Trois acteurs liés par deux contrats

L’intérim repose sur une relation triangulaire entre une entreprise de travail temporaire (ETT), un salarié en mission et une entreprise utilisatrice (EU).

L’EU est liée à l’agence d’emploi par un contrat de mise à disposition qui doit être signé dans les deux jours ouvrés suivant le début de la mission de l’intérimaire. Si ce délai n’est pas respecté, elle s’expose à une amende de 3750€ par contrat hors délai.

En principe, un contrat de mise à disposition doit être établi de date à date, c’est-à-dire comporter un terme précis.

Toutefois, certains contrats peuvent être à durée minimale, par exemple dans le cas du remplacement d’un salarié absent : dans ce cas, la date de fin de mission n’est pas précisée mais une durée maximale de 18 mois s’applique.
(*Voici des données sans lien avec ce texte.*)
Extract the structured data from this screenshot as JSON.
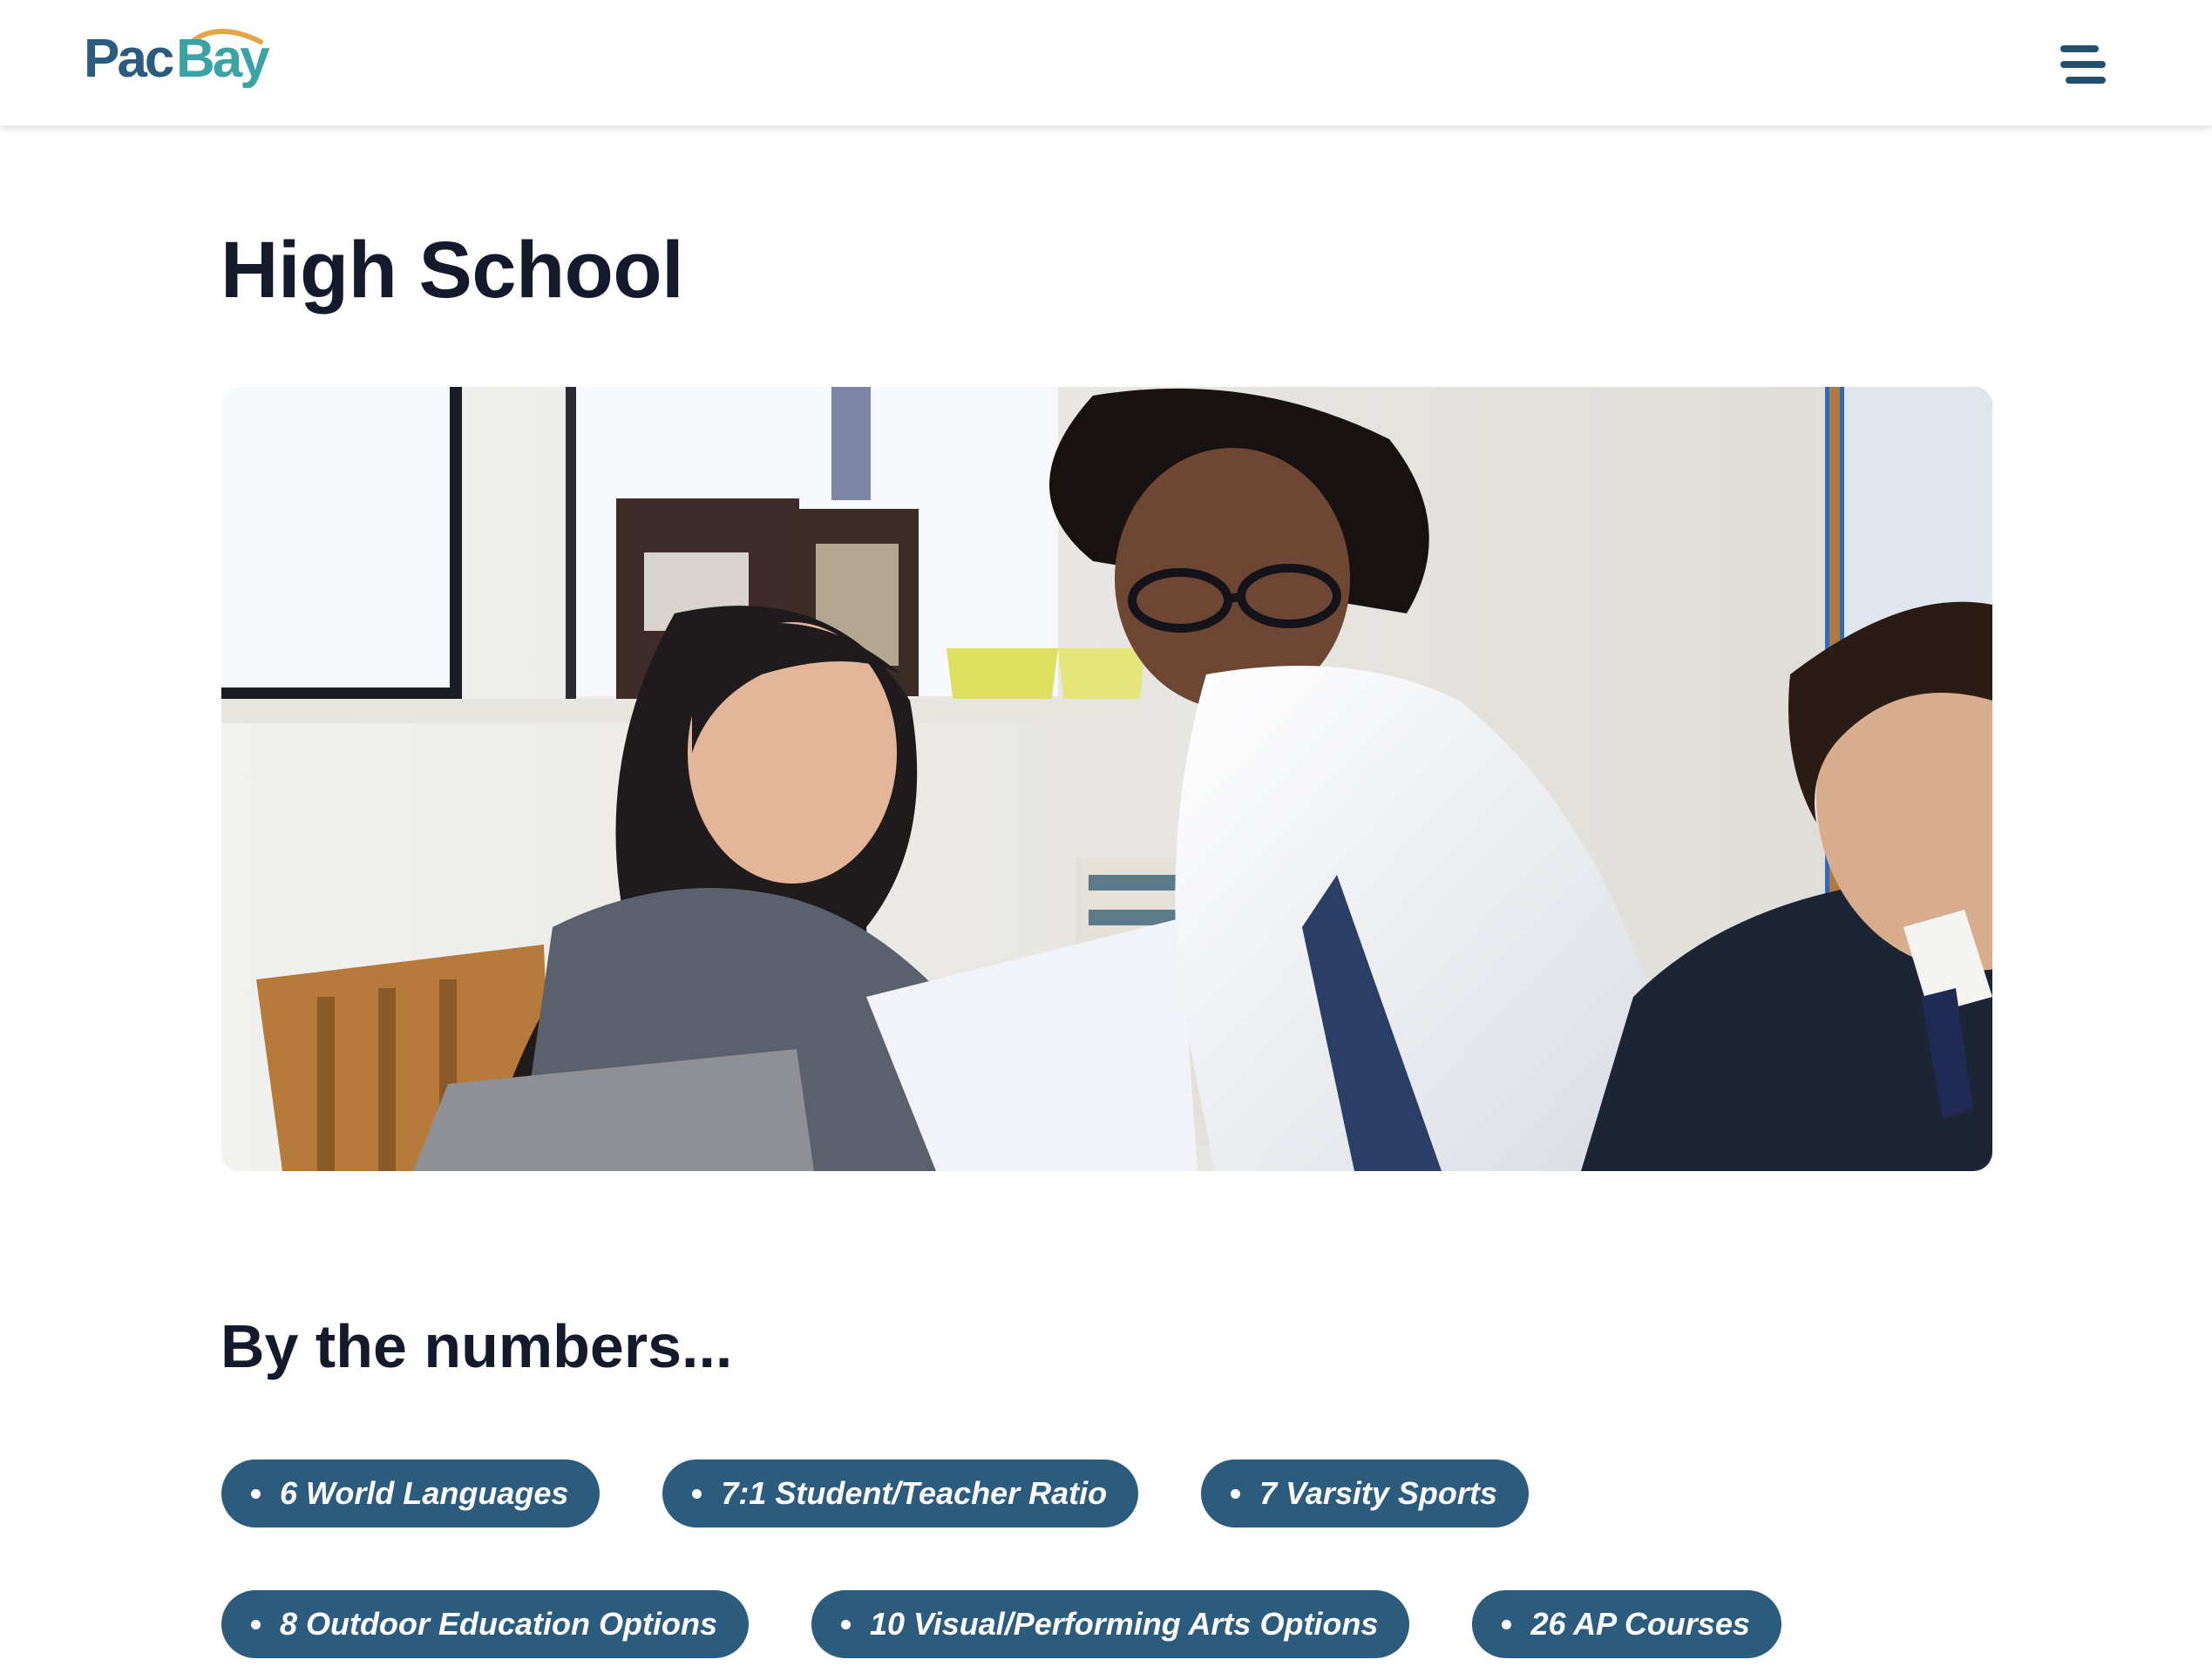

Retrouvez, en fin d’article, la liste des éléments qui doivent obligatoirement figurer dans un contrat de mise à disposition.

Le recours au travail temporaire

Comme le rappelle le Ministère du Travail, de l’Emploi et de l’Insertion, un contrat de travail temporaire « ne peut avoir ni pour objet ni pour effet de pourvoir durablement un emploi lié à l’activité normale et permanente de l’entreprise utilisatrice ».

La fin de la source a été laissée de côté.